Friday, October 7, 2011

A Week

So, around this time a week ago, I heard from B.

Ive been a bit of an emotional mess today; yesterday and today Ive had a short fuse with my kids. I dreamt about my "friend'' who Ive written about (let's call him Michael). I think in the dream he made it obvious he wanted to pursue things with me. I also dreamt about a guy that I met out the other week who I have my number to, because I thought my girlfriend knew him and I figured if she knew him, he'd be okay because Id trust her with my life (turns out she met him one time out shopping or something!). He was a tad sleazy. This guy texted me a few times, but I ignored him, which I felt horrible about, and in the dream he walked by me, looked back over his shoulder at me, shook his head, and kept walking.

Yesterday I texted B about something work related. 2 brief texts each.

And I keep thinking about him. I hate it. It's like I cant switch the fucker off. And Ive had a few fat tear drops fall, as Ive been driving or whatever. I know, I absolutely KNOW, that there will never be anything more with us. I detest that he has cheated on his wife, and that he drinks so much, and I somehow push those things aside 'cause I don't need to deal with those myself. I understand now its like some kind of cycle he goes through which he would totally deny; a period of where he plays the good husband, then he starts getting itchy feet and has a night out or an opportunity to drive to his other job which would mean he could stop by my place, and then Id see him. Then he'd feel horrendously guilty for the next few weeks, and thus begins the cycle again. So that by week 6 or 7, I'd probably see him. Why do I have to think about HIM? There are plenty of guys who are single (not that I manage to meet them).

My friend 'Michael' has sent little messages here and there throughout the week, and he actually called me this morning from his work. He thought perhaps I was annoyed at him or disappointed; he's been able to sense somethings not right by my messages or lack of response. Another thing I feel totally horrible about. I told him I wasn't annoyed, but am truing to give him space to see what else is out there and get on with things. What I didn't say is that I'm also confused as all get out and am not sure what direction I want things to go with him... he starting hedging about doing something tonight, or even tomorrow night, but Fridays, as Ive already discussed, I dont go out much, and tomorrow night I'm out with a girlfriend.

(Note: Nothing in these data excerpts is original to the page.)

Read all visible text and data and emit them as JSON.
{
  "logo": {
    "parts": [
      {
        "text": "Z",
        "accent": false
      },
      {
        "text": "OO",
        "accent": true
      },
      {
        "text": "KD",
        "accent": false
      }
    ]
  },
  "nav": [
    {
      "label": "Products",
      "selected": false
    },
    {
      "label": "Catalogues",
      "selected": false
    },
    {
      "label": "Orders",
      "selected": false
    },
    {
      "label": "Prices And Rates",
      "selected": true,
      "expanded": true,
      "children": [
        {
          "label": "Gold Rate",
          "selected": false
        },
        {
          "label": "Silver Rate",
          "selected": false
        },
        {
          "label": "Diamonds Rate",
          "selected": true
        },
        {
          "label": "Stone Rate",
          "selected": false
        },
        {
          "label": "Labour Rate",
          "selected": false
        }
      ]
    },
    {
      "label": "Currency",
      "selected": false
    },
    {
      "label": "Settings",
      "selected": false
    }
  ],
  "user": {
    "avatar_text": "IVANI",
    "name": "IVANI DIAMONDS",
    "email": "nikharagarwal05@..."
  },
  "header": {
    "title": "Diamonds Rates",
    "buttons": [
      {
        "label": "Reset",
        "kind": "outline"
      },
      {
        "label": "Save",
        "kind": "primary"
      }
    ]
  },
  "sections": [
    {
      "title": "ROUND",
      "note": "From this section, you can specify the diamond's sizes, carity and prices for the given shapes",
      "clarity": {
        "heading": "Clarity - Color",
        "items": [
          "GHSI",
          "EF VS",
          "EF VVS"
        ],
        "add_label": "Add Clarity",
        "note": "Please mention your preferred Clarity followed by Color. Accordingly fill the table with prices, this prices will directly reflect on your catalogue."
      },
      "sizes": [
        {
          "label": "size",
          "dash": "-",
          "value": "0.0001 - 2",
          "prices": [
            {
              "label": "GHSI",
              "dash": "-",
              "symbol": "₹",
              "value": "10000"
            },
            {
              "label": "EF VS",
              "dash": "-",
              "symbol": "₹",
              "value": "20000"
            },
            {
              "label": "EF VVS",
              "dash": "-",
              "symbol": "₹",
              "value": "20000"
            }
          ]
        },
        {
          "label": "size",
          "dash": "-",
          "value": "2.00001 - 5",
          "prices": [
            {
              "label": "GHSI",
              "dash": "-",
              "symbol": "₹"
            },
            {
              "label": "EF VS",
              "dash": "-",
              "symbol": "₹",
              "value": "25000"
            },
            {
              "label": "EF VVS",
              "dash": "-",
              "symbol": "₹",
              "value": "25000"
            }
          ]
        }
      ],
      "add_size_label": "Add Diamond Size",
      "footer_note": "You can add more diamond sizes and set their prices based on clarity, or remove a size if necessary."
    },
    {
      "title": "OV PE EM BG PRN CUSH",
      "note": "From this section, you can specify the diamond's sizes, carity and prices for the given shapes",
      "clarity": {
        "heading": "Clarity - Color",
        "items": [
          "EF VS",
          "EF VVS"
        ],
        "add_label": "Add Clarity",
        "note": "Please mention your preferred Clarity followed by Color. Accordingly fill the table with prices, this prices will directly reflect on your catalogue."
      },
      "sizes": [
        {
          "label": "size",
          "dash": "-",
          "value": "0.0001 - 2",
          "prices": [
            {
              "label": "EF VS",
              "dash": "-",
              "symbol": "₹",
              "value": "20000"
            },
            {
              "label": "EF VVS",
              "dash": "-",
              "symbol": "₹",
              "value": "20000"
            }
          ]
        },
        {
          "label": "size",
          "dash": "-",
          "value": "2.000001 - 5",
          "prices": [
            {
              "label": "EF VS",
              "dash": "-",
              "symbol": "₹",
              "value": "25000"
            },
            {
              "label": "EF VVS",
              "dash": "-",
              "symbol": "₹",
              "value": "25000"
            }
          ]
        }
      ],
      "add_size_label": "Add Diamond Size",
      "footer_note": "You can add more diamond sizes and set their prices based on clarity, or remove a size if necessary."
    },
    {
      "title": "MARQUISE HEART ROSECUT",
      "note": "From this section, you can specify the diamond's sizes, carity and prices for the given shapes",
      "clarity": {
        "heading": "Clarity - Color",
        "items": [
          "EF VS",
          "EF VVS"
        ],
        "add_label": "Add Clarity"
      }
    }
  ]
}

Part of me wants to experience what else is out there too... just wish it was little more forthcoming. I desperately need to move on from B. Even writing just that has me sobbing.

Ive eaten too much chocolate and feel like shit. I'm only 56 kilos but feel like an elephant right now.

As Ive said, I'm out tomorrow night with a girlfriend, but have already said to her I don't want a late night or a big one for that matter because I need to be able to get stuck in to some study on Sunday, rather than spend the day recovering... part of it is due to lack of funds at the mo', but the other part, not that i will openly admit to anyone, is that I want to be within 1/2 hours distance of home should B message me.

Mostly, and realistically, I know I wont hear from him, but just in case... (and that pisses me off that I am choosing to put my life on hold, or make plans etc, around that sorry fucker of a man).